At Harvard, we can’t count on our fingers, in the weeks leading up to the election, the number of reminders we received from members of this community for American citizens to vote. The Harvard Business School Student Association, Harvard Housing’s Graduate Commons Program, and Harvard President Lawrence Bacow, along with several on-campus organizations, urged students from the US to make it out to the polls. In a note to students with the subject line “Democracy,” President Bacow expressed confidence that members of the Harvard community would “fulfill the first responsibility of citizenship in a democracy.”
According to a 2018 survey of US adults conducted by Pew Research Center, 74 percent of Americans believe voting in elections is very important to what it means to be a good citizen, placing participation in elections ahead of paying taxes or even following the law. However, cycle after cycle, fewer than half of Americans participate in non-presidential elections, and only a fraction of Americans cast ballots in their political parties’ primaries. Among 32 Organization for Economic Cooperation and Development (OECD) nations for which voter turnout data are readily available, the US places 26th; nearly four in ten Americans do not believe US democracy is working even somewhat well.
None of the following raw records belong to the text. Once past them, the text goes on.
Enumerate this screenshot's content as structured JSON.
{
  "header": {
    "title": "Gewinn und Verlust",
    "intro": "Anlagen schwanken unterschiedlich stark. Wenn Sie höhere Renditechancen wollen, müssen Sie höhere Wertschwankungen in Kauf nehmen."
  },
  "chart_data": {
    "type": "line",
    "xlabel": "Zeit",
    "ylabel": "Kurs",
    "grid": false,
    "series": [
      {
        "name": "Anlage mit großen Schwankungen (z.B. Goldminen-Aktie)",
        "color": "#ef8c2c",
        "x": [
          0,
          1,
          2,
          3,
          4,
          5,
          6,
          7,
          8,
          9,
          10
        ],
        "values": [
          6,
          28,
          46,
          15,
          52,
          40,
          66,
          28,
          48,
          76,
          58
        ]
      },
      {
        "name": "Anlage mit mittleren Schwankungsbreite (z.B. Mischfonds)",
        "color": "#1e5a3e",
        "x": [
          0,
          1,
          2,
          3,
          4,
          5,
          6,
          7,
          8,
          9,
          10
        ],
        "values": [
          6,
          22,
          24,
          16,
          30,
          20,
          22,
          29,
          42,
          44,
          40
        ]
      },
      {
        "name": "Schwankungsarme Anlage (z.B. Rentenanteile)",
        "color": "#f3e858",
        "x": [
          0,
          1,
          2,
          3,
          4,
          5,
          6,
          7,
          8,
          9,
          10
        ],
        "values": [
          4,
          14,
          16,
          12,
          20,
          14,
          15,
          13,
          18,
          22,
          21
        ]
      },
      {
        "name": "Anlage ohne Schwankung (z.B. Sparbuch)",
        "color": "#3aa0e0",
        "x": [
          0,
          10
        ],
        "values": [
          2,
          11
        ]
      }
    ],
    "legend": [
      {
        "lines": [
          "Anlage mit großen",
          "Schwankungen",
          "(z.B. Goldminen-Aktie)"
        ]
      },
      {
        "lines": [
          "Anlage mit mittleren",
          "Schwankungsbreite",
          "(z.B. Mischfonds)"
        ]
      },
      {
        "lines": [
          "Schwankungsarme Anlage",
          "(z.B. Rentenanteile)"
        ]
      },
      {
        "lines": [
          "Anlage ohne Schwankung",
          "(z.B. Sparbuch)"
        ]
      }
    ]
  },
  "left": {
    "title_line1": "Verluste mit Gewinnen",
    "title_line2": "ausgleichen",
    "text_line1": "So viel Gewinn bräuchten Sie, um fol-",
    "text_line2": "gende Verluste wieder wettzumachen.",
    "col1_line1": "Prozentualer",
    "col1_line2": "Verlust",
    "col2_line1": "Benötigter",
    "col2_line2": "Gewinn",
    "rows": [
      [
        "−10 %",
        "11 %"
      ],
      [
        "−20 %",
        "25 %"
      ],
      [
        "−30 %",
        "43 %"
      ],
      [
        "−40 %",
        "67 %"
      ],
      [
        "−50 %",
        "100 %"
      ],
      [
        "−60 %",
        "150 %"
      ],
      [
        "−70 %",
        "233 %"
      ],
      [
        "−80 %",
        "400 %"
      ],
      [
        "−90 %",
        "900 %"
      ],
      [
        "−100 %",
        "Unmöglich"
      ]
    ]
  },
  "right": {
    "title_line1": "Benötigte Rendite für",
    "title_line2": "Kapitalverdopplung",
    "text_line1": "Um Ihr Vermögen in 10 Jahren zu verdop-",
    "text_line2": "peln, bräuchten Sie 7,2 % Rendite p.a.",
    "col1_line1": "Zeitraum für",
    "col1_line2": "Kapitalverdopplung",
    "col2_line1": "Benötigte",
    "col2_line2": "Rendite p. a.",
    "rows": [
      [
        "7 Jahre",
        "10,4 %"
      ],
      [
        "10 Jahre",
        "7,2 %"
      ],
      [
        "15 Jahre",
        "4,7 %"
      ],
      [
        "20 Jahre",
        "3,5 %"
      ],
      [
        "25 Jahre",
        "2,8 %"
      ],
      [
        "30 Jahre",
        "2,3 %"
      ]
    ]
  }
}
While the increased motivation to vote that we’ve seen in the most recent election is a welcome trend, it shouldn’t require overwhelming frustration and extraordinary division to persuade Harvard’s American students and fellow citizens to vote. It would be a tragedy if the current energy and enthusiasm for voting marks the end of a passing fad, and not the beginning of a sustained movement toward greater civic engagement.
Too much has been sacrificed to earn and protect the privilege to vote, and in every election, too much is at stake. We need to continue to ensure that our voices are heard, wherever we come from—as aspiring future leaders, the least we can do is to show up when it counts.